As descobertas sugerem que o reino pré-inca de Chincha pode ter construído a montanha Silpe para troca organizada, e que os incas mais tarde a reaproveitaram para contabilidade e coleta de tributos.

“Este estudo fornece um importante estudo de caso nos Andes sobre como as comunidades do passado transformaram as paisagens para unir as pessoas e promover a interação”, disse o Dr. Bongers.

Cooperação internacional e inovação tecnológica

Dr. Jacob Bongers é especialista em mapeamento arqueológico com drones e é Tom Austen Brown Postdoctoral Fellow em Arqueologia na Universidade de Sydney. Ele também é membro central do Vere Gordon Childe Center (VGCC), que reúne especialistas interdisciplinares para estudar o desenvolvimento histórico da humanidade. Além disso, ele é pesquisador visitante no Australian Museum Institute.

A professora Kirsten McKenzie, diretora do VGCC, elogiou seu trabalho: “Estamos todos muito orgulhosos de suas realizações. Monte Sierpe é um site de alto perfil que atraiu um grande número de comentários populares online, incluindo desinformação que pode obscurecer a base de conhecimento aborígene e a propriedade comunitária da história e do património.

“A equipe do Dr. Bongers descobriu um exemplo incrível de contabilidade e comunicação indígena por meio de pesquisa interdisciplinar e conhecimentos diversos, destacando como a tecnologia e a análise de ponta podem levar a uma compreensão inteiramente nova das comunidades andinas do passado.”

O coautor sênior, Professor Charles Stanish, da Universidade do Sul da Flórida, observou que, apesar da fama do Monte Silp, houve pouca pesquisa arqueológica profissional desde sua descoberta na década de 1930, e as pesquisas na década de 1970 foram limitadas. “O local está isolado e não ameaçado pelo desenvolvimento. Portanto, não há senso de urgência”, explicou.

Com o advento das imagens de drones, isso mudou. “Com o recente advento da tecnologia de drones, os arqueólogos descobriram padrões matemáticos no layout das cavernas. Esta foi uma descoberta impressionante. Juntamente com a descoberta do Vale Cañete, 75 quilômetros ao norte do local de armazenamento Inca, e a disposição precisa dos produtos em quadrados cuidadosamente desenhados no chão, o interesse no cinturão de cavernas disparou.”

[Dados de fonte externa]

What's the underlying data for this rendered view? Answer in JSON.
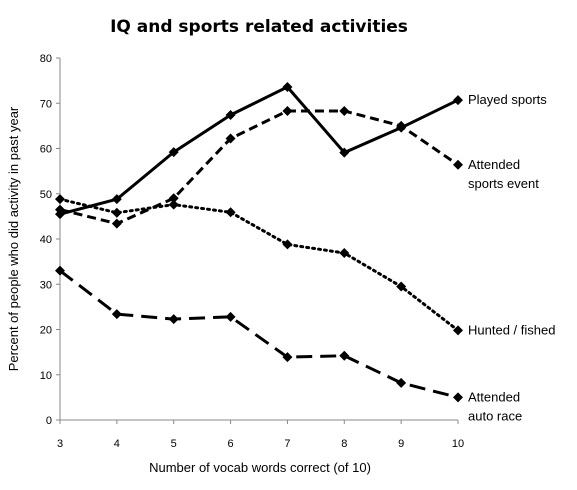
{
  "chart_data": {
    "type": "line",
    "title": "IQ and sports related activities",
    "xlabel": "Number of vocab words correct (of 10)",
    "ylabel": "Percent of people who did activity in past year",
    "x": [
      3,
      4,
      5,
      6,
      7,
      8,
      9,
      10
    ],
    "xlim": [
      3,
      10
    ],
    "ylim": [
      0,
      80
    ],
    "yticks": [
      0,
      10,
      20,
      30,
      40,
      50,
      60,
      70,
      80
    ],
    "grid": false,
    "legend": "none",
    "series": [
      {
        "name": "Played sports",
        "label_lines": [
          "Played sports"
        ],
        "dash": "solid",
        "values": [
          45.5,
          48.8,
          59.2,
          67.4,
          73.6,
          59.1,
          64.6,
          70.7
        ]
      },
      {
        "name": "Attended sports event",
        "label_lines": [
          "Attended",
          "sports event"
        ],
        "dash": "dashed",
        "values": [
          46.5,
          43.4,
          49.0,
          62.2,
          68.3,
          68.3,
          65.0,
          56.4
        ]
      },
      {
        "name": "Hunted / fished",
        "label_lines": [
          "Hunted / fished"
        ],
        "dash": "dotted",
        "values": [
          48.8,
          45.8,
          47.6,
          45.9,
          38.8,
          36.9,
          29.5,
          19.8
        ]
      },
      {
        "name": "Attended auto race",
        "label_lines": [
          "Attended",
          "auto race"
        ],
        "dash": "longdash",
        "values": [
          33.0,
          23.4,
          22.3,
          22.8,
          13.9,
          14.2,
          8.2,
          5.0
        ]
      }
    ]
  }
}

O professor Stanish acrescentou que o site há muito atrai a atenção do público, mas possui poucos dados confiáveis. “O local sempre foi proeminente nos círculos de pseudo-arqueologia, onde a especulação e a descaracterização dos dados de campo têm sido galopantes. Um dos benefícios da investigação científica é desmascarar alegações infundadas que, de muitas maneiras, privam os aborígenes do seu título legítimo ao seu passado.”

Mapeando os padrões ocultos dos Andes

Antes da pesquisa com drones, era quase impossível compreender a estrutura do local a partir do solo ou mesmo das montanhas próximas devido à persistente neblina costeira. “Antes do advento da tecnologia drone, mapear a localização da Silp Mountain/Cave Zone na superfície era extremamente difícil”, disse Stanish. “Por causa da neblina permanente na área, simplesmente não era possível compreender com precisão a natureza estrutural da seção da caverna, mesmo do topo da montanha atrás.”

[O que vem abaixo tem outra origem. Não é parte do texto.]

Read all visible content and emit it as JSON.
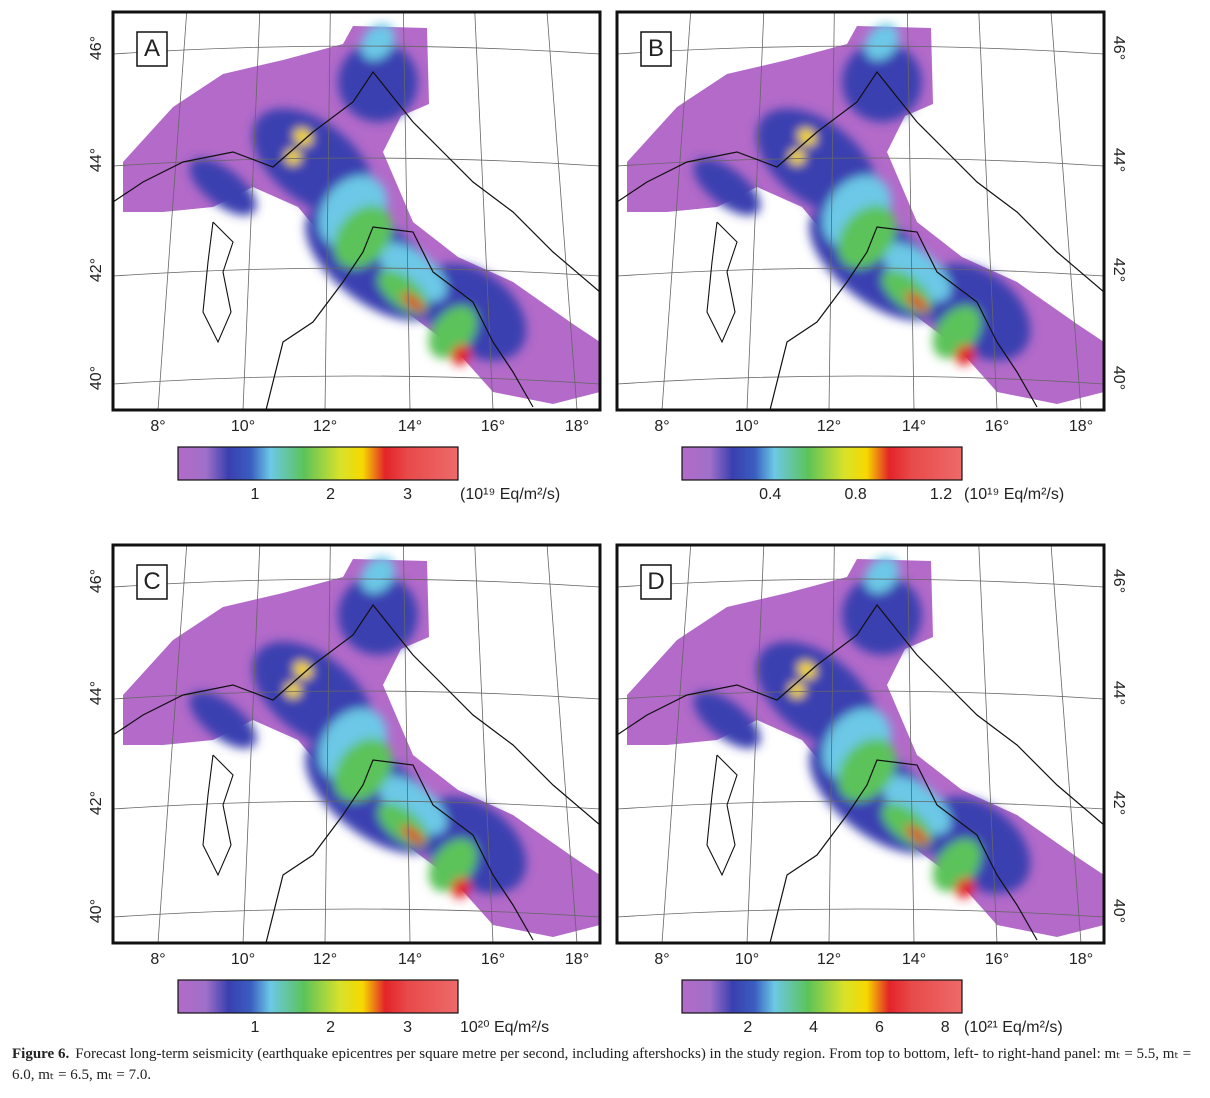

Ele acrescentou: “Além disso, havia muito poucos artefatos no terreno, dificultando a datação do local. Assim que obtivemos imagens precisas de baixa altitude, ficou imediatamente claro para nós que o local era importante e deveria ser estudado cientificamente”.

“Agora que identificámos o local para armazenamento e redistribuição, a nossa equipa da USF irá realizar trabalhos adicionais para determinar a extensão e origem de várias espécies de plantas, especialmente plantas medicinais”, disse o professor Stanish. “A cada novo tipo de planta identificado, a zona do buraco se torna mais interessante.”

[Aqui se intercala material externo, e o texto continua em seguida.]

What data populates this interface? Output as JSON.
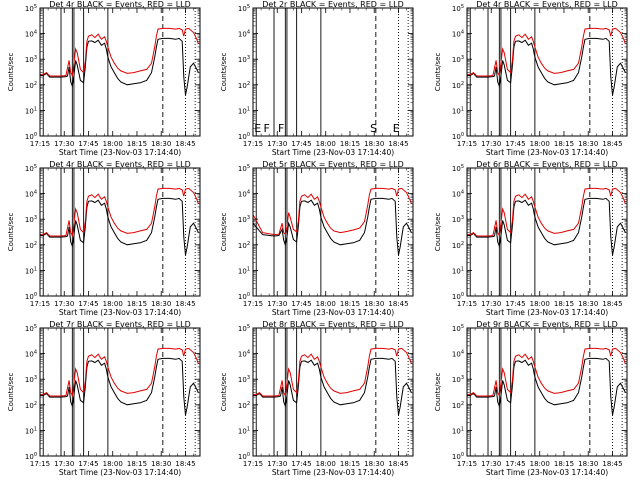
{
  "figure": {
    "background": "#ffffff",
    "colors": {
      "events": "#000000",
      "lld": "#e00000",
      "axes": "#000000"
    }
  },
  "chart_data": [
    {
      "type": "line",
      "title": "Det 4r BLACK = Events, RED = LLD",
      "xlabel": "Start Time (23-Nov-03 17:14:40)",
      "ylabel": "Counts/sec",
      "yscale": "log",
      "ylim": [
        1,
        100000
      ],
      "xlim_minutes": [
        0,
        99
      ],
      "xtick_labels": [
        "17:15",
        "17:30",
        "17:45",
        "18:00",
        "18:15",
        "18:30",
        "18:45"
      ],
      "ytick_labels": [
        "10^0",
        "10^1",
        "10^2",
        "10^3",
        "10^4",
        "10^5"
      ],
      "flags": [],
      "series": [
        {
          "name": "Events",
          "color": "#000000",
          "variant": "det4"
        },
        {
          "name": "LLD",
          "color": "#e00000",
          "variant": "det4"
        }
      ]
    },
    {
      "type": "line",
      "title": "Det 2r BLACK = Events, RED = LLD",
      "xlabel": "Start Time (23-Nov-03 17:14:40)",
      "ylabel": "Counts/sec",
      "yscale": "log",
      "ylim": [
        1,
        100000
      ],
      "xlim_minutes": [
        0,
        99
      ],
      "xtick_labels": [
        "17:15",
        "17:30",
        "17:45",
        "18:00",
        "18:15",
        "18:30",
        "18:45"
      ],
      "ytick_labels": [
        "10^0",
        "10^1",
        "10^2",
        "10^3",
        "10^4",
        "10^5"
      ],
      "flags": [
        "E",
        "F",
        "F",
        "S",
        "E"
      ],
      "series": []
    },
    {
      "type": "line",
      "title": "Det 4r BLACK = Events, RED = LLD",
      "xlabel": "Start Time (23-Nov-03 17:14:40)",
      "ylabel": "Counts/sec",
      "yscale": "log",
      "ylim": [
        1,
        100000
      ],
      "xlim_minutes": [
        0,
        99
      ],
      "xtick_labels": [
        "17:15",
        "17:30",
        "17:45",
        "18:00",
        "18:15",
        "18:30",
        "18:45"
      ],
      "ytick_labels": [
        "10^0",
        "10^1",
        "10^2",
        "10^3",
        "10^4",
        "10^5"
      ],
      "flags": [],
      "series": [
        {
          "name": "Events",
          "color": "#000000",
          "variant": "det4"
        },
        {
          "name": "LLD",
          "color": "#e00000",
          "variant": "det4"
        }
      ]
    },
    {
      "type": "line",
      "title": "Det 4r BLACK = Events, RED = LLD",
      "xlabel": "Start Time (23-Nov-03 17:14:40)",
      "ylabel": "Counts/sec",
      "yscale": "log",
      "ylim": [
        1,
        100000
      ],
      "xlim_minutes": [
        0,
        99
      ],
      "xtick_labels": [
        "17:15",
        "17:30",
        "17:45",
        "18:00",
        "18:15",
        "18:30",
        "18:45"
      ],
      "ytick_labels": [
        "10^0",
        "10^1",
        "10^2",
        "10^3",
        "10^4",
        "10^5"
      ],
      "flags": [],
      "series": [
        {
          "name": "Events",
          "color": "#000000",
          "variant": "det4"
        },
        {
          "name": "LLD",
          "color": "#e00000",
          "variant": "det4"
        }
      ]
    },
    {
      "type": "line",
      "title": "Det 5r BLACK = Events, RED = LLD",
      "xlabel": "Start Time (23-Nov-03 17:14:40)",
      "ylabel": "Counts/sec",
      "yscale": "log",
      "ylim": [
        1,
        100000
      ],
      "xlim_minutes": [
        0,
        99
      ],
      "xtick_labels": [
        "17:15",
        "17:30",
        "17:45",
        "18:00",
        "18:15",
        "18:30",
        "18:45"
      ],
      "ytick_labels": [
        "10^0",
        "10^1",
        "10^2",
        "10^3",
        "10^4",
        "10^5"
      ],
      "flags": [],
      "series": [
        {
          "name": "Events",
          "color": "#000000",
          "variant": "det5"
        },
        {
          "name": "LLD",
          "color": "#e00000",
          "variant": "det5"
        }
      ]
    },
    {
      "type": "line",
      "title": "Det 6r BLACK = Events, RED = LLD",
      "xlabel": "Start Time (23-Nov-03 17:14:40)",
      "ylabel": "Counts/sec",
      "yscale": "log",
      "ylim": [
        1,
        100000
      ],
      "xlim_minutes": [
        0,
        99
      ],
      "xtick_labels": [
        "17:15",
        "17:30",
        "17:45",
        "18:00",
        "18:15",
        "18:30",
        "18:45"
      ],
      "ytick_labels": [
        "10^0",
        "10^1",
        "10^2",
        "10^3",
        "10^4",
        "10^5"
      ],
      "flags": [],
      "series": [
        {
          "name": "Events",
          "color": "#000000",
          "variant": "det4"
        },
        {
          "name": "LLD",
          "color": "#e00000",
          "variant": "det4"
        }
      ]
    },
    {
      "type": "line",
      "title": "Det 7r BLACK = Events, RED = LLD",
      "xlabel": "Start Time (23-Nov-03 17:14:40)",
      "ylabel": "Counts/sec",
      "yscale": "log",
      "ylim": [
        1,
        100000
      ],
      "xlim_minutes": [
        0,
        99
      ],
      "xtick_labels": [
        "17:15",
        "17:30",
        "17:45",
        "18:00",
        "18:15",
        "18:30",
        "18:45"
      ],
      "ytick_labels": [
        "10^0",
        "10^1",
        "10^2",
        "10^3",
        "10^4",
        "10^5"
      ],
      "flags": [],
      "series": [
        {
          "name": "Events",
          "color": "#000000",
          "variant": "det4"
        },
        {
          "name": "LLD",
          "color": "#e00000",
          "variant": "det4"
        }
      ]
    },
    {
      "type": "line",
      "title": "Det 8r BLACK = Events, RED = LLD",
      "xlabel": "Start Time (23-Nov-03 17:14:40)",
      "ylabel": "Counts/sec",
      "yscale": "log",
      "ylim": [
        1,
        100000
      ],
      "xlim_minutes": [
        0,
        99
      ],
      "xtick_labels": [
        "17:15",
        "17:30",
        "17:45",
        "18:00",
        "18:15",
        "18:30",
        "18:45"
      ],
      "ytick_labels": [
        "10^0",
        "10^1",
        "10^2",
        "10^3",
        "10^4",
        "10^5"
      ],
      "flags": [],
      "series": [
        {
          "name": "Events",
          "color": "#000000",
          "variant": "det4"
        },
        {
          "name": "LLD",
          "color": "#e00000",
          "variant": "det4"
        }
      ]
    },
    {
      "type": "line",
      "title": "Det 9r BLACK = Events, RED = LLD",
      "xlabel": "Start Time (23-Nov-03 17:14:40)",
      "ylabel": "Counts/sec",
      "yscale": "log",
      "ylim": [
        1,
        100000
      ],
      "xlim_minutes": [
        0,
        99
      ],
      "xtick_labels": [
        "17:15",
        "17:30",
        "17:45",
        "18:00",
        "18:15",
        "18:30",
        "18:45"
      ],
      "ytick_labels": [
        "10^0",
        "10^1",
        "10^2",
        "10^3",
        "10^4",
        "10^5"
      ],
      "flags": [],
      "series": [
        {
          "name": "Events",
          "color": "#000000",
          "variant": "det4"
        },
        {
          "name": "LLD",
          "color": "#e00000",
          "variant": "det4"
        }
      ]
    }
  ],
  "markers": {
    "solid_minutes": [
      2,
      13,
      20,
      21,
      27,
      42
    ],
    "dashed_minutes": [
      76
    ],
    "dotted_minutes": [
      90,
      96
    ]
  },
  "profiles": {
    "det4": {
      "lld": [
        [
          0,
          250
        ],
        [
          2,
          250
        ],
        [
          4,
          300
        ],
        [
          6,
          220
        ],
        [
          13,
          220
        ],
        [
          16,
          230
        ],
        [
          18,
          900
        ],
        [
          19,
          300
        ],
        [
          20,
          230
        ],
        [
          21,
          700
        ],
        [
          22,
          2500
        ],
        [
          23,
          1800
        ],
        [
          25,
          400
        ],
        [
          27,
          300
        ],
        [
          28,
          800
        ],
        [
          29,
          5000
        ],
        [
          30,
          8000
        ],
        [
          32,
          9000
        ],
        [
          34,
          7000
        ],
        [
          36,
          9500
        ],
        [
          38,
          6000
        ],
        [
          40,
          7500
        ],
        [
          41,
          5000
        ],
        [
          42,
          3000
        ],
        [
          44,
          1200
        ],
        [
          46,
          700
        ],
        [
          48,
          450
        ],
        [
          50,
          350
        ],
        [
          54,
          280
        ],
        [
          58,
          300
        ],
        [
          62,
          350
        ],
        [
          66,
          400
        ],
        [
          69,
          700
        ],
        [
          71,
          3000
        ],
        [
          72,
          8000
        ],
        [
          73,
          15000
        ],
        [
          76,
          16000
        ],
        [
          80,
          16000
        ],
        [
          84,
          15000
        ],
        [
          86,
          16000
        ],
        [
          88,
          14000
        ],
        [
          89,
          8000
        ],
        [
          90,
          15000
        ],
        [
          92,
          16000
        ],
        [
          95,
          11000
        ],
        [
          97,
          6000
        ],
        [
          98,
          4000
        ]
      ],
      "events": [
        [
          0,
          230
        ],
        [
          2,
          230
        ],
        [
          4,
          280
        ],
        [
          6,
          200
        ],
        [
          13,
          200
        ],
        [
          16,
          210
        ],
        [
          17,
          220
        ],
        [
          18,
          500
        ],
        [
          19,
          130
        ],
        [
          20,
          90
        ],
        [
          21,
          220
        ],
        [
          22,
          900
        ],
        [
          23,
          600
        ],
        [
          25,
          150
        ],
        [
          27,
          120
        ],
        [
          28,
          500
        ],
        [
          29,
          3000
        ],
        [
          30,
          5000
        ],
        [
          32,
          5200
        ],
        [
          34,
          4500
        ],
        [
          36,
          5500
        ],
        [
          38,
          3500
        ],
        [
          40,
          4200
        ],
        [
          41,
          2500
        ],
        [
          42,
          1200
        ],
        [
          44,
          500
        ],
        [
          46,
          300
        ],
        [
          48,
          180
        ],
        [
          50,
          130
        ],
        [
          54,
          100
        ],
        [
          58,
          110
        ],
        [
          62,
          120
        ],
        [
          66,
          150
        ],
        [
          69,
          300
        ],
        [
          71,
          1200
        ],
        [
          72,
          3000
        ],
        [
          73,
          6000
        ],
        [
          76,
          6500
        ],
        [
          80,
          6500
        ],
        [
          84,
          6000
        ],
        [
          86,
          6500
        ],
        [
          88,
          5000
        ],
        [
          89,
          200
        ],
        [
          90,
          40
        ],
        [
          91,
          80
        ],
        [
          93,
          500
        ],
        [
          95,
          700
        ],
        [
          97,
          400
        ],
        [
          98,
          300
        ]
      ]
    },
    "det5": {
      "lld": [
        [
          0,
          1500
        ],
        [
          2,
          900
        ],
        [
          4,
          500
        ],
        [
          6,
          300
        ],
        [
          13,
          250
        ],
        [
          16,
          260
        ],
        [
          18,
          700
        ],
        [
          19,
          300
        ],
        [
          20,
          260
        ],
        [
          21,
          500
        ],
        [
          22,
          1800
        ],
        [
          23,
          1200
        ],
        [
          25,
          400
        ],
        [
          27,
          320
        ],
        [
          28,
          800
        ],
        [
          29,
          5000
        ],
        [
          30,
          8000
        ],
        [
          32,
          9000
        ],
        [
          34,
          7000
        ],
        [
          36,
          9500
        ],
        [
          38,
          6000
        ],
        [
          40,
          7500
        ],
        [
          41,
          5000
        ],
        [
          42,
          3000
        ],
        [
          44,
          1200
        ],
        [
          46,
          700
        ],
        [
          48,
          450
        ],
        [
          50,
          350
        ],
        [
          54,
          300
        ],
        [
          58,
          330
        ],
        [
          62,
          380
        ],
        [
          66,
          450
        ],
        [
          69,
          800
        ],
        [
          71,
          3500
        ],
        [
          72,
          9000
        ],
        [
          73,
          15000
        ],
        [
          76,
          16000
        ],
        [
          80,
          16000
        ],
        [
          84,
          15000
        ],
        [
          86,
          16000
        ],
        [
          88,
          14000
        ],
        [
          89,
          8000
        ],
        [
          90,
          15000
        ],
        [
          92,
          16000
        ],
        [
          95,
          11000
        ],
        [
          97,
          6000
        ],
        [
          98,
          4000
        ]
      ],
      "events": [
        [
          0,
          700
        ],
        [
          2,
          500
        ],
        [
          4,
          350
        ],
        [
          6,
          250
        ],
        [
          13,
          220
        ],
        [
          16,
          230
        ],
        [
          18,
          400
        ],
        [
          19,
          150
        ],
        [
          20,
          100
        ],
        [
          21,
          200
        ],
        [
          22,
          700
        ],
        [
          23,
          500
        ],
        [
          25,
          160
        ],
        [
          27,
          130
        ],
        [
          28,
          500
        ],
        [
          29,
          3000
        ],
        [
          30,
          5000
        ],
        [
          32,
          5200
        ],
        [
          34,
          4500
        ],
        [
          36,
          5500
        ],
        [
          38,
          3500
        ],
        [
          40,
          4200
        ],
        [
          41,
          2500
        ],
        [
          42,
          1200
        ],
        [
          44,
          500
        ],
        [
          46,
          300
        ],
        [
          48,
          180
        ],
        [
          50,
          130
        ],
        [
          54,
          100
        ],
        [
          58,
          110
        ],
        [
          62,
          120
        ],
        [
          66,
          150
        ],
        [
          69,
          300
        ],
        [
          71,
          1200
        ],
        [
          72,
          3000
        ],
        [
          73,
          6000
        ],
        [
          76,
          6500
        ],
        [
          80,
          6500
        ],
        [
          84,
          6000
        ],
        [
          86,
          6500
        ],
        [
          88,
          5000
        ],
        [
          89,
          200
        ],
        [
          90,
          40
        ],
        [
          91,
          80
        ],
        [
          93,
          500
        ],
        [
          95,
          700
        ],
        [
          97,
          400
        ],
        [
          98,
          300
        ]
      ]
    }
  }
}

A pesquisa foi apoiada pela Franklin Fellowship, pelo Gabinete do Reitor da Universidade do Sul da Flórida e pelo Instituto Corson de Arqueologia da UCLA. A equipe também agradece ao Ministério da Cultura do Peru pela autorização de pesquisa (000318-2024-DCIA-DGPA-VMPCIC/MC). O financiamento de acesso aberto foi fornecido pela Universidade de Sydney.